Sunday is the day when I sit and think about filters – stock picking filters that is. And the way I get a lot of ideas is that I find a stock that has been successful over the past month or so and then I look at various technical analysis elements associated with that stock back when the run began. Then I pull out the salient features of those elements and see if I can replicate that success using those features in a filter. Today I’m going to be looking at the MACD.
The MACD is one of the most frequently used and least understood technical analysis methods known to man (with the possible exception of the RSI but we’ll save that one for later). Again, if you came here looking for confirmation of your methods of doing things you might as well go away. If I can’t bring something new to the discussion I’m bringing nothing at all. Today I’m going to bring it! (Saw that in a movie once and thought it was neat – the statement - not the movie).
The stock I was using as an clinic stock was HANS. And I really don’t know why I put the MACD under it but I did and lo and behold I discovered something. Now when you couple the MACD with Bollinger Bands you get a pretty good filter – especially if you get a volume supported blow-off bottom associated with the stock. You can see that in this figure. Take a moment and look at it carefully then try to figure out what I’m going to do with the MACD.

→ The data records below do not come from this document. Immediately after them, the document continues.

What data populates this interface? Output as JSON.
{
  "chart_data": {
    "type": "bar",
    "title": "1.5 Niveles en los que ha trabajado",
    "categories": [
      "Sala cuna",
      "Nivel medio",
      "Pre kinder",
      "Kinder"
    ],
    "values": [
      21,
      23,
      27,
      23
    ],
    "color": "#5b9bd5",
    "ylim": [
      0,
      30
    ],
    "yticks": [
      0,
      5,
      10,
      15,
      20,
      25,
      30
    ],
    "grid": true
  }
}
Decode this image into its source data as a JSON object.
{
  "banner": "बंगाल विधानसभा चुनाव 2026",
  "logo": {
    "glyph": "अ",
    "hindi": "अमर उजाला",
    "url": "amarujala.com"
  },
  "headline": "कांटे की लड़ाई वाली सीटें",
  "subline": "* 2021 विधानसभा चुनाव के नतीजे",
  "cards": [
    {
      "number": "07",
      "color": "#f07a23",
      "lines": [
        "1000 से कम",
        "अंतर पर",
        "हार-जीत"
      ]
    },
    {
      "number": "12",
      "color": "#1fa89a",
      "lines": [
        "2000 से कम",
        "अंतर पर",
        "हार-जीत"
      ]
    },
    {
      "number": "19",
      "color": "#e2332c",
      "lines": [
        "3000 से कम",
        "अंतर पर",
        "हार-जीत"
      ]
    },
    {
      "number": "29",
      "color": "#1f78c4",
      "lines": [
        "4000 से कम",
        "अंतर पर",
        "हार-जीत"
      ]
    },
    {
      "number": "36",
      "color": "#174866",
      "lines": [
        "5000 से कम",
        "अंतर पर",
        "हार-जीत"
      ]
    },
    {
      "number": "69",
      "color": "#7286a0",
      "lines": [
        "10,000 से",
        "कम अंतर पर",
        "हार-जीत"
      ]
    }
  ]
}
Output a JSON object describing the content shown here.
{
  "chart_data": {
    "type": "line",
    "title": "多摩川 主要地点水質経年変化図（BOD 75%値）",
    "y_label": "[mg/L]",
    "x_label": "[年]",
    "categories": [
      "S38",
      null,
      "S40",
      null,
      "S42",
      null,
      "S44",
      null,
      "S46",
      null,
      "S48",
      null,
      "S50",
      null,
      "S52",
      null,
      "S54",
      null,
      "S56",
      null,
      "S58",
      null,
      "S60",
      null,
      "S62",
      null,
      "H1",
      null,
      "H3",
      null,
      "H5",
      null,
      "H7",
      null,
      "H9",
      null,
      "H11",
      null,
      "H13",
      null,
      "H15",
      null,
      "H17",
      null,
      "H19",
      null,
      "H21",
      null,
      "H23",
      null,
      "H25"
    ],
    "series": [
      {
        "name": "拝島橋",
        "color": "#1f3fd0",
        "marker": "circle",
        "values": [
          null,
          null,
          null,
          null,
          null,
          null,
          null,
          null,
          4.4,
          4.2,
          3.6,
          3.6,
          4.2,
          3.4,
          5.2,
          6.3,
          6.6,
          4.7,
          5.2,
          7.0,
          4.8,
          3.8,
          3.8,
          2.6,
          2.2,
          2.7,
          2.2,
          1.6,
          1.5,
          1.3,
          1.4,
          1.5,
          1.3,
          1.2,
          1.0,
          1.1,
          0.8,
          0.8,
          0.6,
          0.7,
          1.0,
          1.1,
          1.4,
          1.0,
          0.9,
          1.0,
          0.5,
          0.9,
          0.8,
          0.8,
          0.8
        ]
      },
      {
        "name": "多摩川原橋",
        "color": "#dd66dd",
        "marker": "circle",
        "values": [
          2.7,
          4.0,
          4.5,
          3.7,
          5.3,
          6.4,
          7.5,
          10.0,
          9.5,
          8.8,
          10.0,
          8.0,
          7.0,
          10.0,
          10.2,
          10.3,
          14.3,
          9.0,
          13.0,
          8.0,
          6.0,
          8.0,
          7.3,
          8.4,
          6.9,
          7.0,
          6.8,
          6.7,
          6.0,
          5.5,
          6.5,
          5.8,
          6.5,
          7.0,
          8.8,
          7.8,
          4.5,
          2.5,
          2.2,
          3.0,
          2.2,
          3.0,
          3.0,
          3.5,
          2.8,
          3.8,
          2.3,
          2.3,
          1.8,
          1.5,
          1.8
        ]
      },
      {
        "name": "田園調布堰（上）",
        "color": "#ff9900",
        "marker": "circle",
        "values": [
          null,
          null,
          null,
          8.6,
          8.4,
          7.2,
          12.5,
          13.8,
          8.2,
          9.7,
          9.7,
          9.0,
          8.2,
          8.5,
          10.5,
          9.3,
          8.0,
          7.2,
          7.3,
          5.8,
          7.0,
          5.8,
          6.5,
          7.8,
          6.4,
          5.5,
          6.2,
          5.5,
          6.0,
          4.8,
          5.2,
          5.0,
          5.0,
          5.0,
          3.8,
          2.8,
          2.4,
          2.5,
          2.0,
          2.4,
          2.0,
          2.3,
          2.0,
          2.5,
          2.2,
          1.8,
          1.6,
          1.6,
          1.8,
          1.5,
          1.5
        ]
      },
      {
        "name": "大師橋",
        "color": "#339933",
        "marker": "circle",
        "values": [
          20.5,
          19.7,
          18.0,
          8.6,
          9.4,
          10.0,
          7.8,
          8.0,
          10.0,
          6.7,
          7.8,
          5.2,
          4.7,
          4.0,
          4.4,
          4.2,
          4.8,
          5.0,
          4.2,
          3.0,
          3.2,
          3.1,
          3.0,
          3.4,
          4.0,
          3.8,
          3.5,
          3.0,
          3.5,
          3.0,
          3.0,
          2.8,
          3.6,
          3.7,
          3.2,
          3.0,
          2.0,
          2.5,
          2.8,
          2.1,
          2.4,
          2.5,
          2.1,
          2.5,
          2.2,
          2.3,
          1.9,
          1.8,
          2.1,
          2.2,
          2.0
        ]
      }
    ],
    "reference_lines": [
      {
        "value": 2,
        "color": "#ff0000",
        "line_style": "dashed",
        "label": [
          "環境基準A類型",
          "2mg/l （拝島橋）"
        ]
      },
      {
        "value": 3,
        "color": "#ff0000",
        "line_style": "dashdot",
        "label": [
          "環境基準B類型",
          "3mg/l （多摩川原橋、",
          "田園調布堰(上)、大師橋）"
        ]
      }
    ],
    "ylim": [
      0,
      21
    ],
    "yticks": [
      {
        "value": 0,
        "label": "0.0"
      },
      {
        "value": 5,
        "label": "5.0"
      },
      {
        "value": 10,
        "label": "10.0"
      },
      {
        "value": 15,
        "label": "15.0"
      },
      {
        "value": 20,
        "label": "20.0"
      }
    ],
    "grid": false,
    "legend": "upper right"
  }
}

All of you who said you noticed that HANS went up when the MACD crossed the EMA go to the back of the class and face the wall. The rest of you pay attention. What I noticed was that the MACD histogram (those little lines sticking out of the 0.0 baseline) was in negative territory when the run began. Sometimes we think we should take trades when the MACD histogram crosses 0 and begins to ascend. We think that because that is the easiest way to understand the MACD. I'm going to contend that I have always known that that was probably too late which is one of the reasons why I never used the method. I think I can prove this contention.
I wrote a filter that was as simple as can be. It consisted of three lines as follows:
Show stocks where close is between 15 and 35
And average volume(90) > 500000
And MACD Histogram(12,26) < -.1
That's it - MACD Histogram less than minus .1. You do not get any simpler than that. Then I back tested it. I used my standard entrance criteria – one trade a day using the top volume stock output by the filter with no more than four stocks in play at any one time. I also used my standard exit criteria - hold the stock for four days then automatically sell at the close unless it hits a 10% stop loss in the meantime. If it does hit the stop then sell it at the close and take another trade. Then I ran the test and these were the standardized results:
Number of trades: 73
Win Percentage: 53%
Stop Loss trades: 0
Equity Result: 33602; ROI: 101% and S&P500 ROI during the period: 29.76%
OK – that’s pretty impressive for a simple filter. So then I changed the third line to
And MACD Histogram(12,26) > .1
And reran the test. These were the standardized results:
Number of trades: 73
Win Percentage: 56%
Stop Loss trades:1
Equity Result: 19427; ROI: 60.77% and S&P500 ROI during the period: 29.76%
Whoops – what happened? Apparently you are better off taking the trade when the MACD is below the line than when it is above. That makes sense. Somewhere in the past posts there are a number of articles about taking trades below the EMA 90 or MA 200 rather than above it.
For good measure I changed the test period. I bumped it up a month to have it end last Friday. I ran the second filter first (i.e. the one with the histogram above the line (>.1)). Here are the standardized results:
Number of trades: 64
Win Percentage: 53%
Stop Loss trades: 1
Equity Result: 6115; ROI: 28.89% and S&P500 ROI during the period: 29.54%
Well it was a tough period. The I ran the test for that period with the other, better filter (histogram < -.1) and here are those results:
Number of trades: 64
Win Percentage: 56.25%
Stop Loss trades: 0
Equity Result: 27661; ROI: 100.00% and S&P500 ROI during the period: 29.54%
You be the judge. Maybe the next time you use the MACD to inform yourself of a trade you might want to remember this little exercise. Of course you will want to couple it with another method just to make sure - this little tidbit is only the icing on the cake.
None of my writing is an invitation to gamble, uh, invest in the stock market. If you feel that you must invest in something I suggest you see a psychiatrist immediately. You can do worse with your money.